Pat and Jack were obvious choices. Not only was each a legendary figure on the VLS faculty -- each was a known innovator and risk-taker in both the classroom and the courtroom on behalf of the environmental principles revered at VLS.


Then there was me: not really prospering in the academy (insufficiently smart) nor getting anything better than mediocre reviews from students (insufficiently kind and empathetic). But VLS wanted an energy course as part of the distance learning pilot and the director of the Energy Institute, though similar to Pat and Jack when it came to accomplishment and fame, apparently had no patience for such an endeavor. So the opportunity passed to me.


News of Jack's death a few weeks ago from cancer, at the far-too-young age of 66, reminded me what a privilege it was to be part of this experiment and, in the process, get a taste of what a remarkable person Jack was.


I learned a bunch of new information about Jack's remarkable life by reading his obituary in The Missoulian. Of course I already knew that Jack was a notorious figure in his home state of Montana -- notorious, I mean, among those who would plunder and desecrate the Big Sky State. Always and affably good listener, Jack never minded hearing me go on and on about Butte -- my grandmother's home town -- even though (as anyone who has ever spent more than a half hour in my company well knows) my obsession with the Richest Hill on Earth could wear out even Evil Knievel (a Butte native) or Steve Bullock (whose brief presidential candidacy in 2019 began with an announcement that referred to Butte).


I did not, however, know about Jack's tumultuous childhood in Missouri nor his troubled youth; his is a classic story of a person who figured out how to get himself together and spend his adulthood making the world better than the one to which he was introduced as a child. I just knew Jack as someone I could always seek out -- whether it was during his annual six months in Montana or his annual six months in Vermont -- if I needed some advice about how to make some aspect of my online courses worthy of the storied VLS brand (as the nation's premier institution for studying environmental law). Jack was patient, practical, and not afraid to flout the rules in quest of excellence. Naturally, I always took his advice.

[The Berkeley Pit in Butte -- strangely beautiful considering it's a huge Superfund Site.]


"Failure to thrive" would be a succinct summary of my tenure at Vermont Law; I simply was not cut out for the academy. Still, I designed and taught online courses in energy law at VLS right through to my first few month's as New Hampshire's Consumer Advocate in 2016. I'm proud of what we were able to deliver, and it's always a great pleasure to savor the success of my former online students even though I never met most of them in person.

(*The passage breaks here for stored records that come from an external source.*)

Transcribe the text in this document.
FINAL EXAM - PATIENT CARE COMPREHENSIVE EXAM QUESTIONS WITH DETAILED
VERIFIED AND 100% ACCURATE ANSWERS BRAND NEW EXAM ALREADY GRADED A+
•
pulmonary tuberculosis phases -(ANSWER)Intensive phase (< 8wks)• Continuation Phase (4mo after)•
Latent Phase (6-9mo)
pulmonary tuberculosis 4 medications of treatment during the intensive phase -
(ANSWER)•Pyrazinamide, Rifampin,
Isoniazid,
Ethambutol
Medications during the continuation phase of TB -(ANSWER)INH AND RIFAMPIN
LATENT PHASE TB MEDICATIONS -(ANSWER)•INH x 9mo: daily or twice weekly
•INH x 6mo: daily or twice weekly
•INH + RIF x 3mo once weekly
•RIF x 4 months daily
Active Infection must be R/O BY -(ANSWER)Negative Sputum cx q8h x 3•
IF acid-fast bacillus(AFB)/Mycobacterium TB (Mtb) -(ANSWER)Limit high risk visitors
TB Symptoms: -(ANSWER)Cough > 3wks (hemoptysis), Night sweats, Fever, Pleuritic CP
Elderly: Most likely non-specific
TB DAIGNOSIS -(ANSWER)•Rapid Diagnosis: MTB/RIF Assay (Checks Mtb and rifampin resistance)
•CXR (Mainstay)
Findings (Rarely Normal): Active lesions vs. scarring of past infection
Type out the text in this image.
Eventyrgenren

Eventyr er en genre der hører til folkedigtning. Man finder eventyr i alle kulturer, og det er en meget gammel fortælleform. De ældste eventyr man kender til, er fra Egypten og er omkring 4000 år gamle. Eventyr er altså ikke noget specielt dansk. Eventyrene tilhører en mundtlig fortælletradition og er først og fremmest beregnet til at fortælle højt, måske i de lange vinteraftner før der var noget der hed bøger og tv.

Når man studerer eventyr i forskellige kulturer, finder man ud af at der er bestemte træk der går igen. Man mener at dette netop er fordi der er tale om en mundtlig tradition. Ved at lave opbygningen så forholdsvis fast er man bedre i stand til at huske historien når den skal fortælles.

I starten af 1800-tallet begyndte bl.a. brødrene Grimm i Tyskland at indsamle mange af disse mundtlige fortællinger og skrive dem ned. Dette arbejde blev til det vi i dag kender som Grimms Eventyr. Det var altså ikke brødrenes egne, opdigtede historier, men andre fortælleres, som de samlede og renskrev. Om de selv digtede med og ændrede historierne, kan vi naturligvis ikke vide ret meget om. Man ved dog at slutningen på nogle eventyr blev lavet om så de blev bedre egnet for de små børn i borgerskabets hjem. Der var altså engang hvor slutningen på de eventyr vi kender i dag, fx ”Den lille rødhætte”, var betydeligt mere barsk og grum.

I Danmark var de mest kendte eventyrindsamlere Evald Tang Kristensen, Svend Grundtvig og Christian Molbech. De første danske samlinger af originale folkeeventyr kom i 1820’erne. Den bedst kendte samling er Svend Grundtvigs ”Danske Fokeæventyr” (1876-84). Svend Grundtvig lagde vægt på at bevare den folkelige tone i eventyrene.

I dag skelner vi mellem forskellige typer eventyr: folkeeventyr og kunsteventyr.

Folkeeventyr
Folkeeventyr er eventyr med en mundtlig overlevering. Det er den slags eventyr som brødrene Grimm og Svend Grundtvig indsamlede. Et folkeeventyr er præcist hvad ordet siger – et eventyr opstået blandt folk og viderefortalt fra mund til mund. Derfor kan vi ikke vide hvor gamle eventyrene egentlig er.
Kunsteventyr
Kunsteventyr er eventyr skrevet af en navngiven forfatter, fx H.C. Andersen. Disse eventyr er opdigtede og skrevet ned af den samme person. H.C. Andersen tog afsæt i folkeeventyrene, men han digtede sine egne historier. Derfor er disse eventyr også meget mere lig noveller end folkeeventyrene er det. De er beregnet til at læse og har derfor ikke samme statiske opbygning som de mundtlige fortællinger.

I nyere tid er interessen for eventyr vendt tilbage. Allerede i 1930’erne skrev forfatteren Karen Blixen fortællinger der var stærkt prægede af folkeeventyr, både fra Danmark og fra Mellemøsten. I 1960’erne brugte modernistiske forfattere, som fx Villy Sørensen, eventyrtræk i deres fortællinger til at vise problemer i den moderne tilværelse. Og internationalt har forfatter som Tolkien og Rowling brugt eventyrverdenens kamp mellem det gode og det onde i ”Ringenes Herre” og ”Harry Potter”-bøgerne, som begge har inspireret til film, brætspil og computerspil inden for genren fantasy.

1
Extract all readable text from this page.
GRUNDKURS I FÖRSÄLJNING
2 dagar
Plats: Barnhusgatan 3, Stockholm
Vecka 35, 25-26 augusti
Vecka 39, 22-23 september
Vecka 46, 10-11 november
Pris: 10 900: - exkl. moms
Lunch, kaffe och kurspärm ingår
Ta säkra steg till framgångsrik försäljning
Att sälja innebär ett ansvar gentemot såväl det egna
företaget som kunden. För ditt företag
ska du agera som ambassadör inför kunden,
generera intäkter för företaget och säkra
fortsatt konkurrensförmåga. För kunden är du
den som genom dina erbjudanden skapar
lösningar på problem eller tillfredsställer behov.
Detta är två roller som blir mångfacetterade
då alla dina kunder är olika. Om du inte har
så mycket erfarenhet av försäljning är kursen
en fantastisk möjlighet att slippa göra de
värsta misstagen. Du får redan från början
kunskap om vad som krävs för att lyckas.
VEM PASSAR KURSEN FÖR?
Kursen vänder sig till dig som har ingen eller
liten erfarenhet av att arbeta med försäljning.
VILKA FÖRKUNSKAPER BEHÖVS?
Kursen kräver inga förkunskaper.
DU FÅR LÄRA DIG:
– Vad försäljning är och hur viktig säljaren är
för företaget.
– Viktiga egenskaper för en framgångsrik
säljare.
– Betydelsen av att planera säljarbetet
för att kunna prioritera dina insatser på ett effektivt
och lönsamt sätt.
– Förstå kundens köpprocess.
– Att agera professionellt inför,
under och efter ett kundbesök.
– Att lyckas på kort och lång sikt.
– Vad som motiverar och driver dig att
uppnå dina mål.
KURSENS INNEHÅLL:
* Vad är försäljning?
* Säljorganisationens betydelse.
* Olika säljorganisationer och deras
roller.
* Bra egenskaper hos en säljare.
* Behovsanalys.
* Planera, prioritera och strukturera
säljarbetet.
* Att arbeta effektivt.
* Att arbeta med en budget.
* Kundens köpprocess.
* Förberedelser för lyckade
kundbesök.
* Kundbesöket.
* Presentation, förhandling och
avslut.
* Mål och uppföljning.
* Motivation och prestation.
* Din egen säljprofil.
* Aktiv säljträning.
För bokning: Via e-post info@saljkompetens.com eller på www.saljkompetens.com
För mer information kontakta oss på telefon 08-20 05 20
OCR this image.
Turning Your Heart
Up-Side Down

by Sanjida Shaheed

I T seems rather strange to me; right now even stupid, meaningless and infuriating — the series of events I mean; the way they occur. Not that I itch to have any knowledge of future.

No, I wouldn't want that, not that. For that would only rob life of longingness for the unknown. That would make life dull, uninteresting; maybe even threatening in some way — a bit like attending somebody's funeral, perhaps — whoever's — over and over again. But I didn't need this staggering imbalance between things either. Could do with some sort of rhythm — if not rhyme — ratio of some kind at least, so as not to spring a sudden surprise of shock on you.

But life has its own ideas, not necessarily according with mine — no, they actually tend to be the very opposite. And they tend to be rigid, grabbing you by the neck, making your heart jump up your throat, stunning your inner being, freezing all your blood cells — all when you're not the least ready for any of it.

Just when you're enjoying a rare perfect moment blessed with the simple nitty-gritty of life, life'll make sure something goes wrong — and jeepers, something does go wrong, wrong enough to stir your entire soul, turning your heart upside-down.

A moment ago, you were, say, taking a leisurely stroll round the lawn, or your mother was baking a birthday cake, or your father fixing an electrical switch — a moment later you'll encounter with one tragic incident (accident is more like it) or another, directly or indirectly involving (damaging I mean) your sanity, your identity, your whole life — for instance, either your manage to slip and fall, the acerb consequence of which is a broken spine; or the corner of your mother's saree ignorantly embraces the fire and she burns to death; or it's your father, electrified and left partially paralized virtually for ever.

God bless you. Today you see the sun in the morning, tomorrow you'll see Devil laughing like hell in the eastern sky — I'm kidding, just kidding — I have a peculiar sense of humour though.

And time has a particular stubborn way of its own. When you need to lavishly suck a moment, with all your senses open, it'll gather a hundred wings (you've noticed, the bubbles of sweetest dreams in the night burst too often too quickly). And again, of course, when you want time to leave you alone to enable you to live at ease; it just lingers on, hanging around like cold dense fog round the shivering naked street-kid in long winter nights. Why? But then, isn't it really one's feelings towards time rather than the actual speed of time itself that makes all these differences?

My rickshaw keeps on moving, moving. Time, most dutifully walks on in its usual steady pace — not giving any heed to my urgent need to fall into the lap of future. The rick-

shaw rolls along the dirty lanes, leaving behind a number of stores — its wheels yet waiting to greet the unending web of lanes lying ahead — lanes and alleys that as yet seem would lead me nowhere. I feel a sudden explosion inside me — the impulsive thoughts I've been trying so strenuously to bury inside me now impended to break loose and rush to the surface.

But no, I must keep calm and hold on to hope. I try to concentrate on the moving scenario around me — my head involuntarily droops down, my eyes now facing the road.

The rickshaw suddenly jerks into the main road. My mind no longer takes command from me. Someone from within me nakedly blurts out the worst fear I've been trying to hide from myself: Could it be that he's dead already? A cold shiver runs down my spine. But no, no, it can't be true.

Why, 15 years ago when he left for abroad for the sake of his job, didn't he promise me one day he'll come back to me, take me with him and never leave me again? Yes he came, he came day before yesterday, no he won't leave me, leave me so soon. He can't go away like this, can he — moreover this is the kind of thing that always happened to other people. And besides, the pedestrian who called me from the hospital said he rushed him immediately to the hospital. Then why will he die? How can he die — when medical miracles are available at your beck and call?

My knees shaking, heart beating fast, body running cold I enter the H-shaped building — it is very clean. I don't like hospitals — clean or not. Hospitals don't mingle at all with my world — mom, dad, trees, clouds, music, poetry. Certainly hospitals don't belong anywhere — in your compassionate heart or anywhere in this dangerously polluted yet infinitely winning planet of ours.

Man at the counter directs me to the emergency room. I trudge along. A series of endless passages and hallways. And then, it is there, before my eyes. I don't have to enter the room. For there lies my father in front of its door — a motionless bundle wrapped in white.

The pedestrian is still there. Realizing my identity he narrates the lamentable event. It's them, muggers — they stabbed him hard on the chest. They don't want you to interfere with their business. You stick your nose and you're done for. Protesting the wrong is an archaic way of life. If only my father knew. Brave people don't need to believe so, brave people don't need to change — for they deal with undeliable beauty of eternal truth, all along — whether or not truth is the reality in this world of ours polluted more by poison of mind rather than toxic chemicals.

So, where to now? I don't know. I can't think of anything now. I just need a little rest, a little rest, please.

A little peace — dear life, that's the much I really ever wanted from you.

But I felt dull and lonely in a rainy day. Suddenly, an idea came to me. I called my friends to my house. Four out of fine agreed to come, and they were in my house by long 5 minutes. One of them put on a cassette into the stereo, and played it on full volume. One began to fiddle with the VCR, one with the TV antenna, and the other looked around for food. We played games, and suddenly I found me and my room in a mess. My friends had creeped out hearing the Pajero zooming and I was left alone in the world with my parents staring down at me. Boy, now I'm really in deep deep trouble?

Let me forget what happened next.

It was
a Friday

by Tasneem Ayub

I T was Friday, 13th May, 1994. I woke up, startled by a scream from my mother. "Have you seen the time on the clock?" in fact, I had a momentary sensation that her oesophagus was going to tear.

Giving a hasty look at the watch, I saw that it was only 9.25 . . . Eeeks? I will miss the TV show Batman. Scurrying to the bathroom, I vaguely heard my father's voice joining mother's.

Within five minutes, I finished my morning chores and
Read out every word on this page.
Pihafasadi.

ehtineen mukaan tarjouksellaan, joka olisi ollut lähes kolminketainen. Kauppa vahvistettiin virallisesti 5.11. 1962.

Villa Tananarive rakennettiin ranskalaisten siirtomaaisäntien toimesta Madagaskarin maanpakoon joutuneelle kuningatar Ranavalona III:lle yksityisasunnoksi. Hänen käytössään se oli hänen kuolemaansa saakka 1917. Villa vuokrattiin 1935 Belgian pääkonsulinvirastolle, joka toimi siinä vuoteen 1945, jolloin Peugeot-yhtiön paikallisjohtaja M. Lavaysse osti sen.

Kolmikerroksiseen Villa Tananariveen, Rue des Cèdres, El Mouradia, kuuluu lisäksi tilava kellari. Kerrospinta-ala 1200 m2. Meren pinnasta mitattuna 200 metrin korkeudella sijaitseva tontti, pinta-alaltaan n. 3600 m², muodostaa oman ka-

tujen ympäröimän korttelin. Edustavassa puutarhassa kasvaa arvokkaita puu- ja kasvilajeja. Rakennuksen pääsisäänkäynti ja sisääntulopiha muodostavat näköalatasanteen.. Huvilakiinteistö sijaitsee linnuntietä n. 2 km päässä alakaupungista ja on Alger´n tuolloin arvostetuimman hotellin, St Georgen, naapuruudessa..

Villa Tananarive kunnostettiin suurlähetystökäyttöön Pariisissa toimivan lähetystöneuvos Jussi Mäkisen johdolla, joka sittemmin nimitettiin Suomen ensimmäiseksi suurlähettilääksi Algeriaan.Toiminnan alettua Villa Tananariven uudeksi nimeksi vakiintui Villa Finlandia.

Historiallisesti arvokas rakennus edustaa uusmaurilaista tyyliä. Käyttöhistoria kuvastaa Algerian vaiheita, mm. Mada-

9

How bittersweet, though, to contemplate that Jack Tuholske has now become the third former VLS colleague to leave this reality plane too soon -- after having been notably kind and helpful to me personally. I am thinking now of the late Gil Kujovich and the late Cheryl Hanna. Jack, Gil and Cheryl were each revered figures on the VLS faculty and could easily have ignored me as too insignificant and irrelevant. But, instead, each in their own way found opportunities to help and to encourage. It was unforgettable.


I should add, by the way, that Pat Parenteau is alive, well, and still teaching while also causing trouble. He too went out of the way to be helpful and supportive while I was at VLS, and here's to many more years of Pat's health and success as a law professor and environmental advocate.


When hanging out with Jack I used to imagine, not entirely in jest, about joining him on one of his world-famous courses that he taught in the midst of a backpacking trip through the Montana wilderness. Jack cheerfully suffered my talk of that as well. According to his fabulously written Missoulian obituary, "Jack was at his happiest bushwhacking and off-route, with his family usually trailing behind and murmuring to each other, 'Why is this fun?'"


I hope, therefore, that his family does not mind if I brag that I never spent a moment with Jack that wasn't fun. And, now that so much of the nation's education has been driven on line, I often find myself saying, as a longtime inhabitant of the 'virtual classroom,' welcome to my world! Jack Tuholske was one of that world's major figures.